ICSF PKCS #11 services may be utilized for clear key operations both with and without a TKDS. To use secure PKCS #11 keys, a TKDS is required. The first time you intend to use secure PKCS #11 services, you must load a P11-MK and initialize a new, empty TKDS or update your existing, clear key only TKDS. For information on creating an empty TKDS, see z/OS Cryptographic Services ICSF System Programmer's Guide. When you initialize/update the TKDS, ICSF creates a header record for the TKDS, installs the required P11-MK key pattern in the TKDS, and sets the master key. All secure PKCS #11 keys stored in the TKDS are enciphered under the P11-MK. (Note, the TKDS may contain both clear and secure keys, if desired.) After the master key has been set, you can generate or enter any keys you need to perform secure PKCS #11 cryptographic functions.
To begin, load the P11 new master key register using the TKE workstation. If you intend to have multiple instances of ICSF sharing the same active TKDS in a sysplex environment, you can define an EP11 domain group on the TKE workstation to load the same P11-MK in all domains used by all ICSF instances that will share the same active TKDS. After loading the new P11 master key, commit the new P11 master key using the TKE workstation.
After the P11 new master key register has been loaded and committed, the TKDS must be initialized.
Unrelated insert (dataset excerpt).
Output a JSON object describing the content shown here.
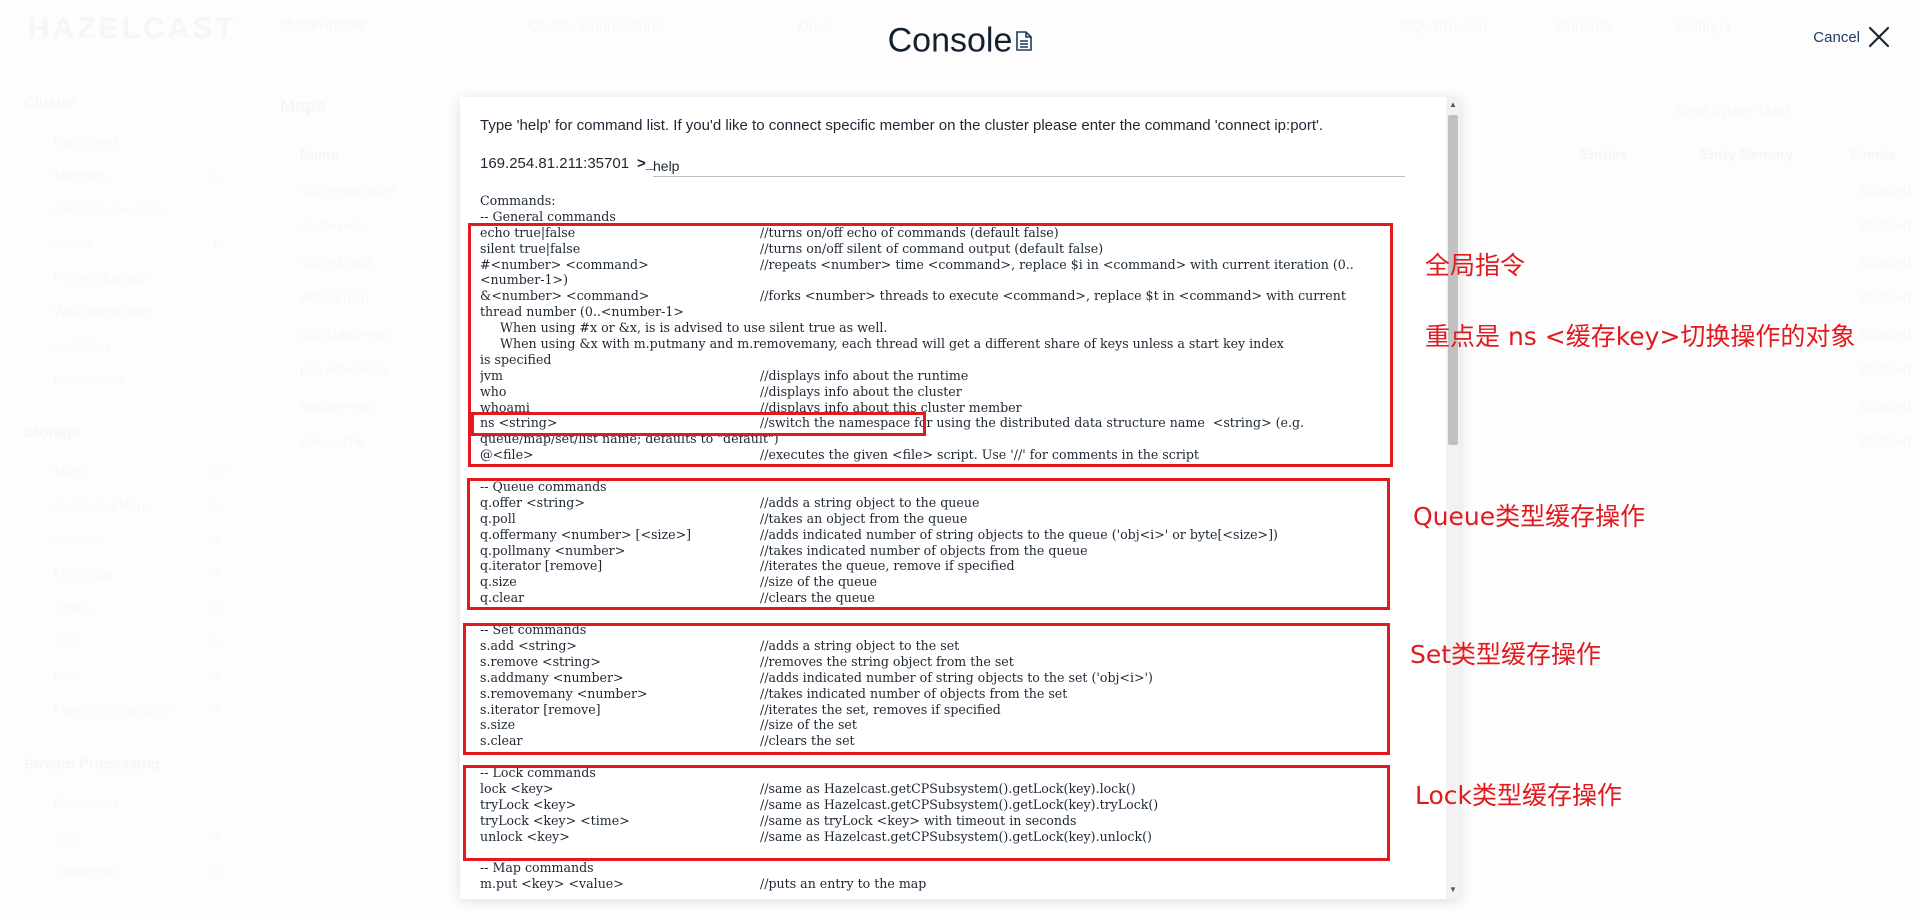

TKDS initialization is only required the first time the P11 new master key register is loaded. When sharing the TKDS in a sysplex environment, TKDS initialization should be performed on each ICSF instance sharing the TKDS. Optionally, after you initialize a TKDS on one ICSF instance, you can then share it with other ICSF instances that are configured with the same P11 master key value, by simply starting up or restarting the other ICSF instances.